Nick G, Paget E, Simonet P, Moiroud A, Normand P
Laboratoire d'Ecologie Microbienne du Sol, Bat. 741, URA CNRS 1450, Université Lyon I, Villeurbanne, France.
Mol Ecol. 1992 Oct;1(3):175-81. doi: 10.1111/j.1365-294x.1992.tb00173.x.

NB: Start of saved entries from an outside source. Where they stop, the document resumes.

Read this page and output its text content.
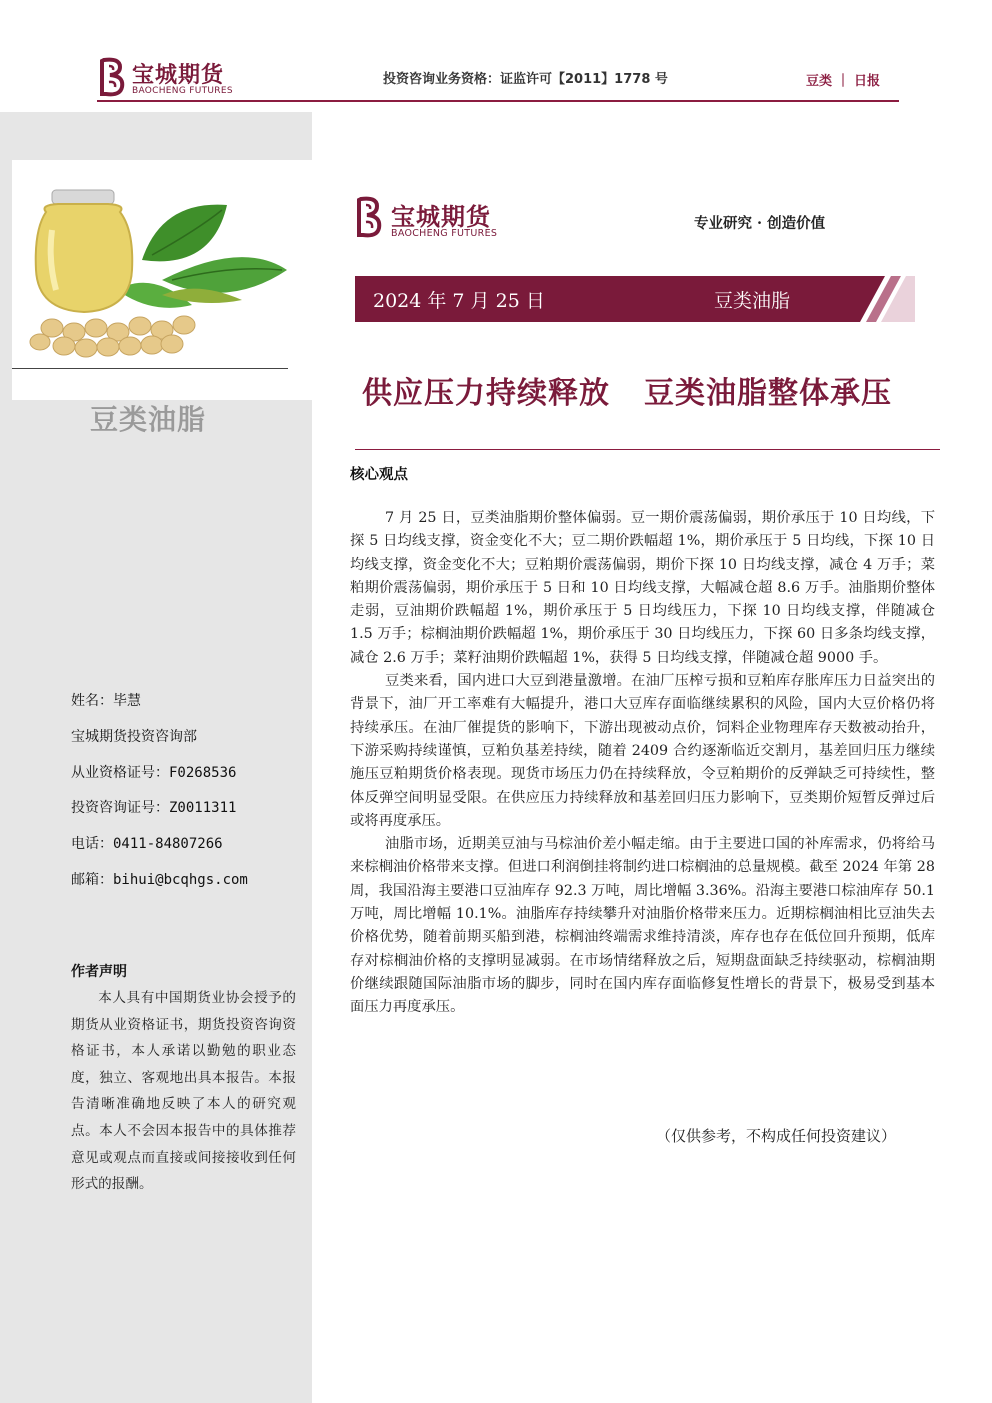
宝城期货
BAOCHENG FUTURES
投资咨询业务资格：证监许可【2011】1778 号	豆类 ｜ 日报
豆类油脂
姓名：毕慧
宝城期货投资咨询部
从业资格证号：F0268536
投资咨询证号：Z0011311
电话：0411-84807266
邮箱：bihui@bcqhgs.com
作者声明
本人具有中国期货业协会授予的期货从业资格证书，期货投资咨询资格证书，本人承诺以勤勉的职业态度，独立、客观地出具本报告。本报告清晰准确地反映了本人的研究观点。本人不会因本报告中的具体推荐意见或观点而直接或间接接收到任何形式的报酬。
宝城期货
BAOCHENG FUTURES
专业研究 · 创造价值
2024 年 7 月 25 日	豆类油脂
供应压力持续释放 豆类油脂整体承压
核心观点

7 月 25 日，豆类油脂期价整体偏弱。豆一期价震荡偏弱，期价承压于 10 日均线，下探 5 日均线支撑，资金变化不大；豆二期价跌幅超 1%，期价承压于 5 日均线，下探 10 日均线支撑，资金变化不大；豆粕期价震荡偏弱，期价下探 10 日均线支撑，减仓 4 万手；菜粕期价震荡偏弱，期价承压于 5 日和 10 日均线支撑，大幅减仓超 8.6 万手。油脂期价整体走弱，豆油期价跌幅超 1%，期价承压于 5 日均线压力，下探 10 日均线支撑，伴随减仓 1.5 万手；棕榈油期价跌幅超 1%，期价承压于 30 日均线压力，下探 60 日多条均线支撑，减仓 2.6 万手；菜籽油期价跌幅超 1%，获得 5 日均线支撑，伴随减仓超 9000 手。

豆类来看，国内进口大豆到港量激增。在油厂压榨亏损和豆粕库存胀库压力日益突出的背景下，油厂开工率难有大幅提升，港口大豆库存面临继续累积的风险，国内大豆价格仍将持续承压。在油厂催提货的影响下，下游出现被动点价，饲料企业物理库存天数被动抬升，下游采购持续谨慎，豆粕负基差持续，随着 2409 合约逐渐临近交割月，基差回归压力继续施压豆粕期货价格表现。现货市场压力仍在持续释放，令豆粕期价的反弹缺乏可持续性，整体反弹空间明显受限。在供应压力持续释放和基差回归压力影响下，豆类期价短暂反弹过后或将再度承压。

油脂市场，近期美豆油与马棕油价差小幅走缩。由于主要进口国的补库需求，仍将给马来棕榈油价格带来支撑。但进口利润倒挂将制约进口棕榈油的总量规模。截至 2024 年第 28 周，我国沿海主要港口豆油库存 92.3 万吨，周比增幅 3.36%。沿海主要港口棕油库存 50.1 万吨，周比增幅 10.1%。油脂库存持续攀升对油脂价格带来压力。近期棕榈油相比豆油失去价格优势，随着前期买船到港，棕榈油终端需求维持清淡，库存也存在低位回升预期，低库存对棕榈油价格的支撑明显减弱。在市场情绪释放之后，短期盘面缺乏持续驱动，棕榈油期价继续跟随国际油脂市场的脚步，同时在国内库存面临修复性增长的背景下，极易受到基本面压力再度承压。

（仅供参考，不构成任何投资建议）
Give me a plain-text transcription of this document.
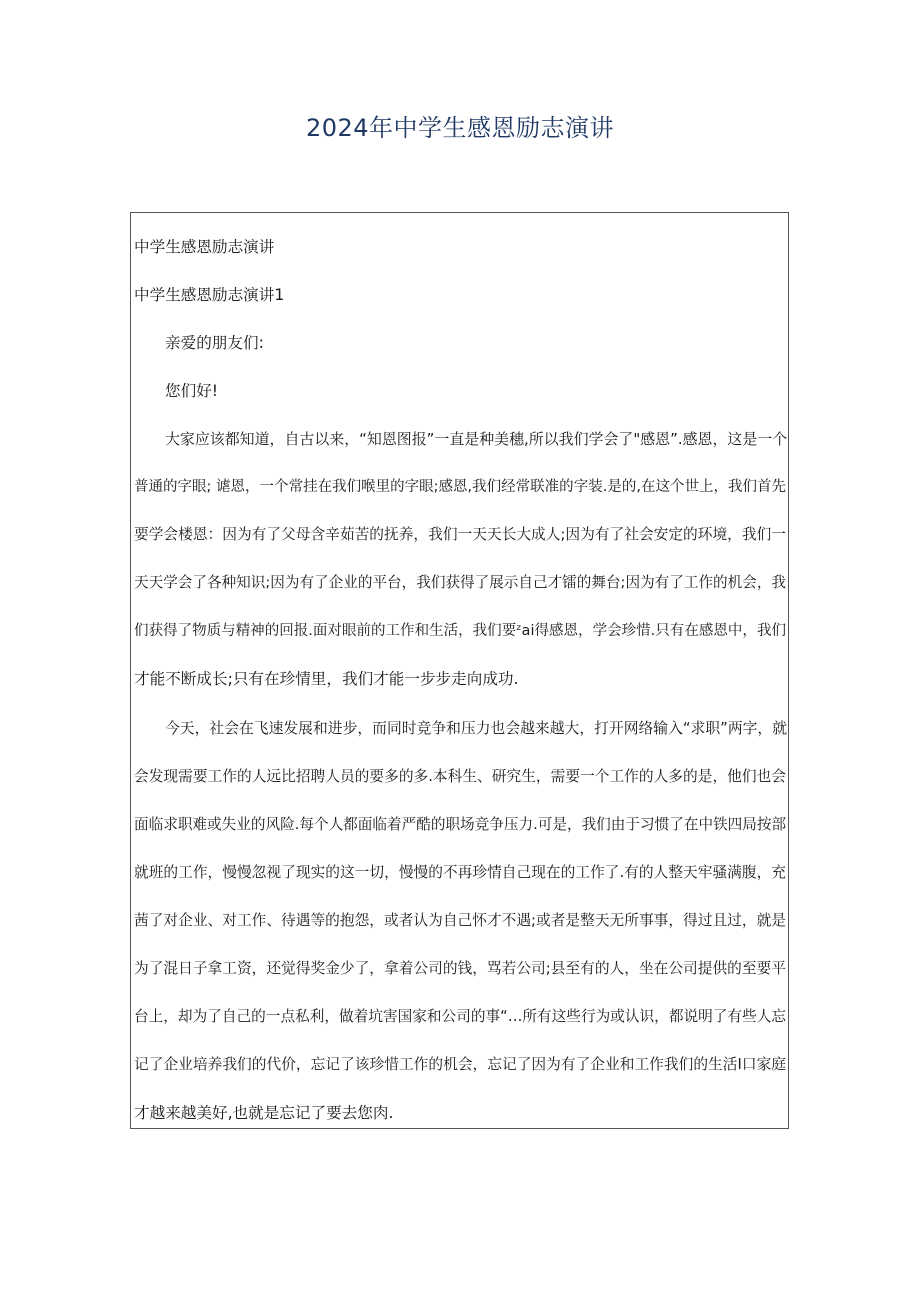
2024年中学生感恩励志演讲
中学生感恩励志演讲
中学生感恩励志演讲1
亲爱的朋友们:
您们好!
大家应该都知道，自古以来，“知恩图报”一直是种美穗,所以我们学会了"感恩”.感恩，这是一个
普通的字眼; 谑恩，一个常挂在我们喉里的字眼;感恩,我们经常联准的字装.是的,在这个世上，我们首先
要学会楼恩：因为有了父母含辛茹苦的抚养，我们一天天长大成人;因为有了社会安定的环境，我们一
天天学会了各种知识;因为有了企业的平台，我们获得了展示自己才镭的舞台;因为有了工作的机会，我
们获得了物质与精神的回报.面对眼前的工作和生活，我们要ᶻai得感恩，学会珍惜.只有在感恩中，我们
才能不断成长;只有在珍情里，我们才能一步步走向成功.
今天，社会在飞速发展和进步，而同时竞争和压力也会越来越大，打开网络输入“求职”两字，就
会发现需要工作的人远比招聘人员的要多的多.本科生、研究生，需要一个工作的人多的是，他们也会
面临求职难或失业的风险.每个人都面临着严酷的职场竞争压力.可是，我们由于习惯了在中铁四局按部
就班的工作，慢慢忽视了现实的这一切，慢慢的不再珍情自己现在的工作了.有的人整天牢骚满腹，充
茜了对企业、对工作、待遇等的抱怨，或者认为自己怀才不遇;或者是整天无所事事，得过且过，就是
为了混日子拿工资，还觉得奖金少了，拿着公司的钱，骂若公司;县至有的人，坐在公司提供的至要平
台上，却为了自己的一点私利，做着坑害国家和公司的事“…所有这些行为或认识，都说明了有些人忘
记了企业培养我们的代价，忘记了该珍惜工作的机会，忘记了因为有了企业和工作我们的生活I口家庭
才越来越美好,也就是忘记了要去您肉.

Repeated attempts at isolating the Frankia endophyte of Coriaria spp. have not yielded infective microbial cultures that could fulfil Koch's postulates. In order to circumvent the critical isolation step, nodule endophytes of Coriaria were characterized directly by means of specific amplification of nodule DNA (PCR) followed by sequencing of part of the 16S rDNA gene. Three closely related sequences were obtained from nodules originating from France, Mexico and New Zealand, containing unique sequences different from all other Frankia strains characterized so far. The sequences obtained were closest (with 5 or 6 substitutions) to those of Frankia alni and those of Casuarina-infective Frankia strains, respectively. Two nucleotides unique to the Coriaria endophyte sequences were used to define specific primers, resulting in a hybridization test that could discriminate between Frankia DNAs originating from Coriaria nodules and those recovered from all cultured Frankia strains tested. The endophytes of Coriaria thus appear to form a distinct Frankia lineage.
多次尝试分离马桑属植物的内生弗兰克氏菌均未获得能满足科赫法则的有感染力的微生物培养物。为了规避关键的分离步骤,直接通过对根瘤DNA进行特异性扩增(PCR),随后对16S rDNA基因的部分序列进行测序,对马桑属植物的根瘤内生菌进行了表征。从来自法国、墨西哥和新西兰的根瘤中获得了三个密切相关的序列,这些序列包含与迄今所表征的所有其他弗兰克氏菌菌株不同的独特序列。所获得的序列分别与桤木弗兰克氏菌和能感染木麻黄的弗兰克氏菌菌株的序列最为接近(有5个或6个替换位点)。马桑属植物内生菌序列特有的两个核苷酸被用于设计特异性引物,从而进行杂交试验,该试验能够区分源自马桑属植物根瘤的弗兰克氏菌DNA和从所有测试的培养弗兰克氏菌菌株中回收的DNA。因此,马桑属植物的内生菌似乎形成了一个独特的弗兰克氏菌谱系。